Released in 2007, the online game has become a hit around the world, with over 500 million people playing. While those of us in the west may think of World of Warcraft or League of Legends when it comes to online games, it was actually Crossfire that grossed more than any other game in 2014, according to the Korea Times, generating 1.5 trillion won ($1.3 billion, AU$1.8 billion, ‎£8.5 billion)

And it's only right that this video game juggernaut teams up with Original Films. Founded by Neal Mortiz, Original Films is the studio behind the Fast & Furious franchise, including this year's "Furious 7," which currently sits at just over $1.5 billion in the worldwide box office. Other notable films by the production company include "21 Jump Street," "I Am Legend" and "The Green Hornet."

The project represents the growing cultural significance of online multiplayers game, with billion-dollar franchises like World of Warcraft and League of Legends constantly showing the big money behind community-based online games.
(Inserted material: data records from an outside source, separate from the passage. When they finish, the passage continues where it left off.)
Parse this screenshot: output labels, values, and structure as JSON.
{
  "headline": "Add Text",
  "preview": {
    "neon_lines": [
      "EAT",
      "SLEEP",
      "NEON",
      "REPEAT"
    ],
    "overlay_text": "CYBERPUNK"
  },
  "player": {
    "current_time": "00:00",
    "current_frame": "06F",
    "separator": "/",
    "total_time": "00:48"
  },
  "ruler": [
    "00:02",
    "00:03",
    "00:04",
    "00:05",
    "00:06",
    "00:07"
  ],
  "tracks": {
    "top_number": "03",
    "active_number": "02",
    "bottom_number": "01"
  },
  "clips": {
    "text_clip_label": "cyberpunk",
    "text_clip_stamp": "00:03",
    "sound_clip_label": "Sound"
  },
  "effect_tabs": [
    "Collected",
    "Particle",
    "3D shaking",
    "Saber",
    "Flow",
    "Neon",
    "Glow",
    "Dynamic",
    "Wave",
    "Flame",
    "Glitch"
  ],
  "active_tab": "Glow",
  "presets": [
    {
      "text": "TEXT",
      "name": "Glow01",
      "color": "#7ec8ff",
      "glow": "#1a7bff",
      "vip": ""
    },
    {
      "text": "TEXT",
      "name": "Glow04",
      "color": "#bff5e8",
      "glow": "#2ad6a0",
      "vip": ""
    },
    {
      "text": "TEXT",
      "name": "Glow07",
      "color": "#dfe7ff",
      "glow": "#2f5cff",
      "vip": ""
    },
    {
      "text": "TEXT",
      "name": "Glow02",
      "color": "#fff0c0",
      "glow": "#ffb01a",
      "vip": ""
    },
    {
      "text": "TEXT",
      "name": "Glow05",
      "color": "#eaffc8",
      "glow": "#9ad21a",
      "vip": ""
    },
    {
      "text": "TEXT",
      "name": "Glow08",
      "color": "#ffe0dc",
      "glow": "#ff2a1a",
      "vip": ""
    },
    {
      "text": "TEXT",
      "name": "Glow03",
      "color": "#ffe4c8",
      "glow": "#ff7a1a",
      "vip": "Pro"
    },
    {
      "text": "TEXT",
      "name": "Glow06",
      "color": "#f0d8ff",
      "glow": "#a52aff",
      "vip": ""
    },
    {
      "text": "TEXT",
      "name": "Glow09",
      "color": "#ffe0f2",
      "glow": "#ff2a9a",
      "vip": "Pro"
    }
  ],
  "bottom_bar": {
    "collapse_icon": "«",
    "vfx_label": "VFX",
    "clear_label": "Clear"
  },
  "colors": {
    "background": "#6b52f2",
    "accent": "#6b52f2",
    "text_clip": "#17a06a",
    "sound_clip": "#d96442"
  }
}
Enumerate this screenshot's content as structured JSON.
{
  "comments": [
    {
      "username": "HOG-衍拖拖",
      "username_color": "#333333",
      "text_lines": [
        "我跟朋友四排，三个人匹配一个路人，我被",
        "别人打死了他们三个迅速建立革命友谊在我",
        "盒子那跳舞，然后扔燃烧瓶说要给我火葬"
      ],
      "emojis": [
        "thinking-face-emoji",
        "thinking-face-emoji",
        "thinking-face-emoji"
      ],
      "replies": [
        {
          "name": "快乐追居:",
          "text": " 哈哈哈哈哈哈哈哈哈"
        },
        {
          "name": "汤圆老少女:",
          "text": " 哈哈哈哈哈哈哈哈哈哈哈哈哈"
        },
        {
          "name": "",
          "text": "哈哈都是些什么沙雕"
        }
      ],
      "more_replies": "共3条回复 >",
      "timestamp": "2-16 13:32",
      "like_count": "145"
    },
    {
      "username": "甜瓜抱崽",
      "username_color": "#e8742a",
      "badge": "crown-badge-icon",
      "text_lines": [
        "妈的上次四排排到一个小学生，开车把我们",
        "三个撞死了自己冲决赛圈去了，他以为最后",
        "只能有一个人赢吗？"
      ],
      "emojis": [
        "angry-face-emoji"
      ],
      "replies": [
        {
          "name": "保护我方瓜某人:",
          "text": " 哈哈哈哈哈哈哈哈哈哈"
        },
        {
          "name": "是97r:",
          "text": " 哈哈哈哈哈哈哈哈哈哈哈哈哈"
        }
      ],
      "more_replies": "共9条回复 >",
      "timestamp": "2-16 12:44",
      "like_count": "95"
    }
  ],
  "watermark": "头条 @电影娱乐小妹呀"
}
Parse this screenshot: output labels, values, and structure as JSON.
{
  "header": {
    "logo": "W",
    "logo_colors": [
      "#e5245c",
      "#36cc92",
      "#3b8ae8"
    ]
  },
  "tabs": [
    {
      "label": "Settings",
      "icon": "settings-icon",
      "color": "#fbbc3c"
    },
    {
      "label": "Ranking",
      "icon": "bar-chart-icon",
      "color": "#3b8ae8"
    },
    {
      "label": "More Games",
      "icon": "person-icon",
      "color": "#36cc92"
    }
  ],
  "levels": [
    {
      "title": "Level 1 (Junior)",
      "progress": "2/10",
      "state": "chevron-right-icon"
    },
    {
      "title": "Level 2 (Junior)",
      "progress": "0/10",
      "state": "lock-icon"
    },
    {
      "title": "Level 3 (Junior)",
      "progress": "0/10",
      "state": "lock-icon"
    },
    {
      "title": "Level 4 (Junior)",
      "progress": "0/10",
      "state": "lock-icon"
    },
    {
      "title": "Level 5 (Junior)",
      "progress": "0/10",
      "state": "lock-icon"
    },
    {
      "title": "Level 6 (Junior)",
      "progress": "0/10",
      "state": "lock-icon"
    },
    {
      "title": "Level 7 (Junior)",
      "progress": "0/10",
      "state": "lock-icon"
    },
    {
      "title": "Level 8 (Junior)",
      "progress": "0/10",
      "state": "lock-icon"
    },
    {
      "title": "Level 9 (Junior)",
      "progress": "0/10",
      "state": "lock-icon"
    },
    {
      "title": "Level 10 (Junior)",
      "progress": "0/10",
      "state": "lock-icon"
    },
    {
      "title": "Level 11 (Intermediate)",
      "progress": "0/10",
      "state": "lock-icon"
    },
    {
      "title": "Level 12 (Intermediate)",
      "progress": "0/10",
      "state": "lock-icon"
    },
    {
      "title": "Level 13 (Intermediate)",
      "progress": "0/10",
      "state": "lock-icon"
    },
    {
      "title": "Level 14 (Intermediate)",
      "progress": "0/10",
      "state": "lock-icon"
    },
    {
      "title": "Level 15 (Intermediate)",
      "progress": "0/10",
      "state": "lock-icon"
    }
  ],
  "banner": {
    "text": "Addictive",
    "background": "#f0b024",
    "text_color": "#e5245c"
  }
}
The film is the first Korean game to be licensed to Hollywood and, unsurprisingly, the studio says it will be internationally focused during production, as it hopes to spread awareness about Crossfire internationally.

Other successful films based on video games include "Lara Croft: Tomb Raider," which made $274 million (AU$373 million, £177 million) in 2001, and 2012's "Resident Evil: Retribution", which grossed $240 million (AU$326 million, £155 million).

"I'm very pleased that Smilegate is collaborating with Neal Mortiz for a movie," said Min Jung Paek, vice president of brand marketing at Smilegate. "Crossfire has become one of the world's most popular FPS brands and I'm looking forward to working with Original to further build out of the world of Crossfire and gain many more fans around the globe."